グレイもふるふると身を震わせていたと思いきや、突然、ジンダにがばっと抱きついた。
「お……おやっさん……! 愛してるぜっ!」
「まとわりつくな!! 俺ぁ、男に抱きつかれて喜ぶ趣味はねえぞ!」
ジンダはグレイを鬱陶しそうに振り払うと、再び腰かけにどすんと座った。
「話は戻るが……結論から言うと、新しい『勇者の剣』を作ってやることはできないな」
「な、何で!?」
ジンダの思いもかけない宣告に、グレイとレナはジンダの方へと詰め寄った。
「『勇者の剣』は俺にとっての最高傑作だ。同じものを作れと言われても、作れる保証はどこにもねえ。例えあれに『似たもの』を作ったとしても、そんな代物で魔王に敵うかは甚だ疑問だな。……そもそも、だ。おまえさん、剣の材料をもう一度、手に入れることができるのか?」
「…………げ」
ジンダの問いに、グレイは苦虫を噛み潰したかのような顔になった。
グレイの答えは、もちろん「できない」だ。ラグゼルの老人に援助してもらったお金はほとんど使ってしまったし、大体、オリハルコンなんてものに出会うことはもう二度とないと言っても過言ではない。
グレイの顔が固まったのを見て、ジンダはやれやれと溜息をついた。
「『勇者の剣』は、後にも先にも、あの一本だけだ。

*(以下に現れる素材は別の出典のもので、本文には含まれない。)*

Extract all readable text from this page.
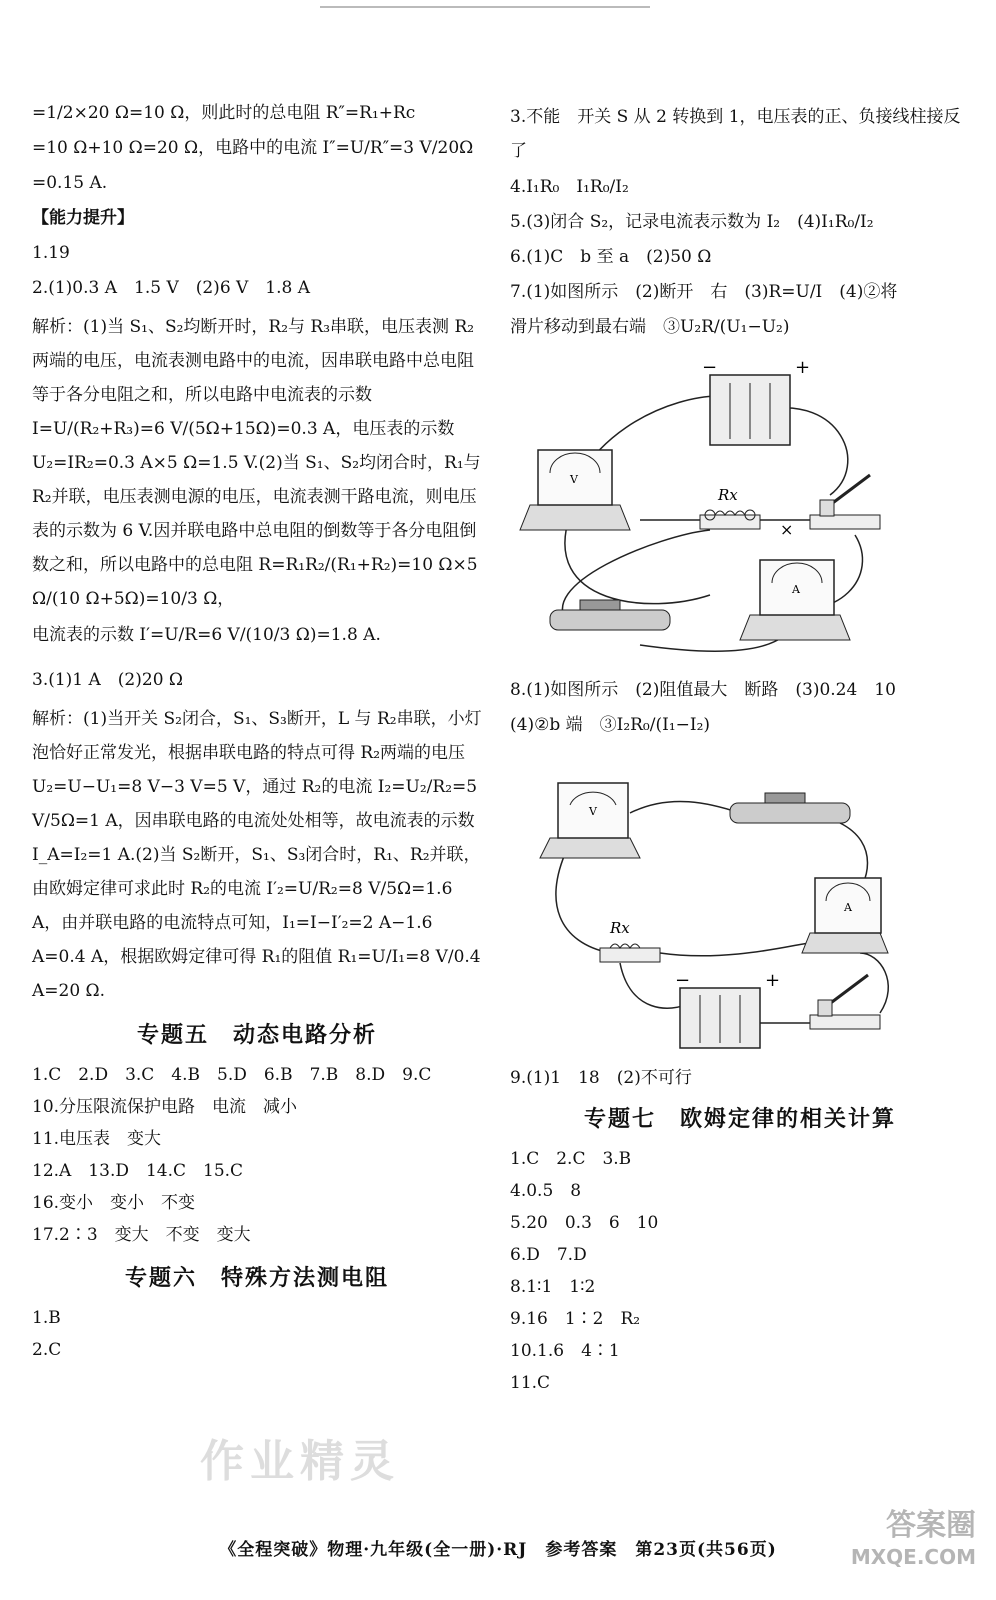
=1/2×20 Ω=10 Ω，则此时的总电阻 R″=R₁+Rc
=10 Ω+10 Ω=20 Ω，电路中的电流 I″=U/R″=3 V/20Ω
=0.15 A.
【能力提升】
1.19
2.(1)0.3 A　1.5 V　(2)6 V　1.8 A
解析：(1)当 S₁、S₂均断开时，R₂与 R₃串联，电压表测 R₂两端的电压，电流表测电路中的电流，因串联电路中总电阻等于各分电阻之和，所以电路中电流表的示数 I=U/(R₂+R₃)=6 V/(5Ω+15Ω)=0.3 A，电压表的示数 U₂=IR₂=0.3 A×5 Ω=1.5 V.(2)当 S₁、S₂均闭合时，R₁与 R₂并联，电压表测电源的电压，电流表测干路电流，则电压表的示数为 6 V.因并联电路中总电阻的倒数等于各分电阻倒数之和，所以电路中的总电阻 R=R₁R₂/(R₁+R₂)=10 Ω×5 Ω/(10 Ω+5Ω)=10/3 Ω，
电流表的示数 I′=U/R=6 V/(10/3 Ω)=1.8 A.
3.(1)1 A　(2)20 Ω
解析：(1)当开关 S₂闭合，S₁、S₃断开，L 与 R₂串联，小灯泡恰好正常发光，根据串联电路的特点可得 R₂两端的电压 U₂=U−U₁=8 V−3 V=5 V，通过 R₂的电流 I₂=U₂/R₂=5 V/5Ω=1 A，因串联电路的电流处处相等，故电流表的示数 I_A=I₂=1 A.(2)当 S₂断开，S₁、S₃闭合时，R₁、R₂并联，由欧姆定律可求此时 R₂的电流 I′₂=U/R₂=8 V/5Ω=1.6 A，由并联电路的电流特点可知，I₁=I−I′₂=2 A−1.6 A=0.4 A，根据欧姆定律可得 R₁的阻值 R₁=U/I₁=8 V/0.4 A=20 Ω.
专题五　动态电路分析
1.C　2.D　3.C　4.B　5.D　6.B　7.B　8.D　9.C
10.分压限流保护电路　电流　减小
11.电压表　变大
12.A　13.D　14.C　15.C
16.变小　变小　不变
17.2∶3　变大　不变　变大
专题六　特殊方法测电阻
1.B
2.C
3.不能　开关 S 从 2 转换到 1，电压表的正、负接线柱接反了
4.I₁R₀　I₁R₀/I₂
5.(3)闭合 S₂，记录电流表示数为 I₂　(4)I₁R₀/I₂
6.(1)C　b 至 a　(2)50 Ω
7.(1)如图所示　(2)断开　右　(3)R=U/I　(4)②将
滑片移动到最右端　③U₂R/(U₁−U₂)
−	+
V
Rx
×
A
8.(1)如图所示　(2)阻值最大　断路　(3)0.24　10
(4)②b 端　③I₂R₀/(I₁−I₂)
V
Rx
A
−	+
9.(1)1　18　(2)不可行
专题七　欧姆定律的相关计算
1.C　2.C　3.B
4.0.5　8
5.20　0.3　6　10
6.D　7.D
8.1∶1　1∶2
9.16　1∶2　R₂
10.1.6　4∶1
11.C
作业精灵
答案圈
MXQE.COM
《全程突破》物理·九年级(全一册)·RJ　参考答案　第23页(共56页)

もし魔王とやりあおうと思ってんなら、〝元〟のお仲間さんに奪われちまった『勇者の剣』を取り戻すこったな」
「そ、そんな……」
レナはへなへなと腰かけに座り込んだ。新しい剣を作ってもらって、すぐにでも魔王に挑みに行けると思っていたのに、これではいつになれば魔王を倒せるか分かったものではない。

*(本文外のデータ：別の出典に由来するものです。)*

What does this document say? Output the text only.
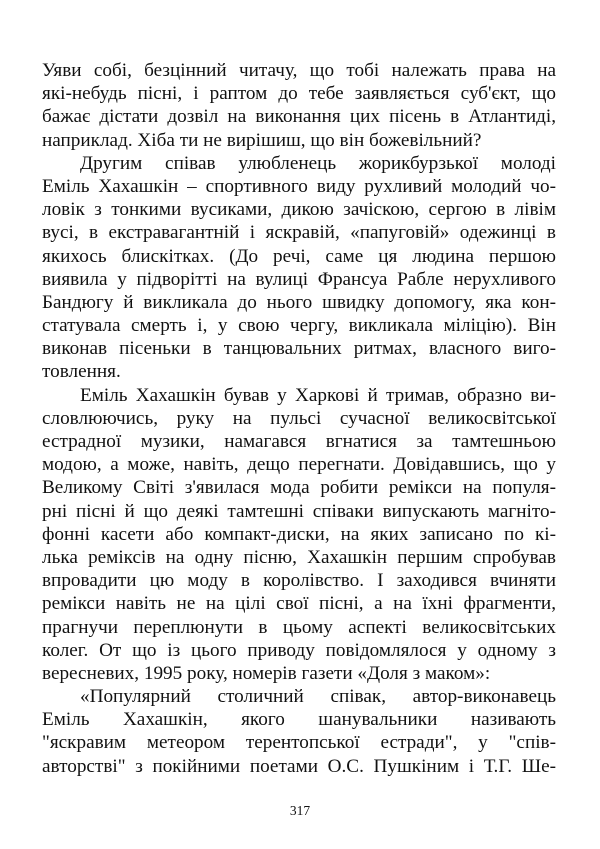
Уяви собі, безцінний читачу, що тобі належать права на
які-небудь пісні, і раптом до тебе заявляється суб'єкт, що
бажає дістати дозвіл на виконання цих пісень в Атлантиді,
наприклад. Хіба ти не вирішиш, що він божевільний?
Другим співав улюбленець жорикбурзької молоді
Еміль Хахашкін – спортивного виду рухливий молодий чо-
ловік з тонкими вусиками, дикою зачіскою, сергою в лівім
вусі, в екстравагантній і яскравій, «папуговій» одежинці в
якихось блискітках. (До речі, саме ця людина першою
виявила у підворітті на вулиці Франсуа Рабле нерухливого
Бандюгу й викликала до нього швидку допомогу, яка кон-
статувала смерть і, у свою чергу, викликала міліцію). Він
виконав пісеньки в танцювальних ритмах, власного виго-
товлення.
Еміль Хахашкін бував у Харкові й тримав, образно ви-
словлюючись, руку на пульсі сучасної великосвітської
естрадної музики, намагався вгнатися за тамтешньою
модою, а може, навіть, дещо перегнати. Довідавшись, що у
Великому Світі з'явилася мода робити ремікси на популя-
рні пісні й що деякі тамтешні співаки випускають магніто-
фонні касети або компакт-диски, на яких записано по кі-
лька реміксів на одну пісню, Хахашкін першим спробував
впровадити цю моду в королівство. І заходився вчиняти
ремікси навіть не на цілі свої пісні, а на їхні фрагменти,
прагнучи переплюнути в цьому аспекті великосвітських
колег. От що із цього приводу повідомлялося у одному з
вересневих, 1995 року, номерів газети «Доля з маком»:
«Популярний столичний співак, автор-виконавець
Еміль Хахашкін, якого шанувальники називають
"яскравим метеором терентопської естради", у "спів-
авторстві" з покійними поетами О.С. Пушкіним і Т.Г. Ше-
317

「グレイの昔のパーティーメンバーが、どこにいるのかさえ分からないのよ? その上、素直に剣を返してもらえるなんて思えない……」
魔王打倒への道のりは遠い……。そう思いながら深々と溜息をつくレナとは対照的に、グレイは何やら自信のある顔をしている。
「……いや。絶対にあいつらから取り戻そうぜ、レナ」
「そんなこと言ったって……あんた、本当にそんなことできると思うの?」
「とりあえず、あいつらが居そうな場所は見当が付く。あいつらを見つけたら、どうにか説得して、剣を返してもらうしかない。おっさんの言う通り、魔王を倒せる剣はあの剣だけだ。コイツにも『相棒を取り返せ』って言われてる気がするしな」
そう言うと、グレイは腰に提げた鞘を叩いた。続いて、ジンダとにやりと笑い合った。
「え……ちょっと待って。昔のパーティーメンバーの居場所が分かるって言うの? どこなのよ?」
思いがけない展開に、レナは慌てて訊ねた。グレイは一呼吸入れると、口を開いた。
「ギーギック城だ」
「ギーギック城──って」
ギーギック城は無論、魔王城のことだ。魔王打倒というレナの夢を叶える、ゴール地点でもある。
「ラグゼルのじいさんの話、聞いてただろ。近頃、台頭してきた勇者ライル一行のことだよ」
「ああ、今、魔王に最も近いって言われてるらしい勇者一行のことね。……それがどうしたの?」
話が見えてこないレナに、グレイは面白くないといった表情で答えた。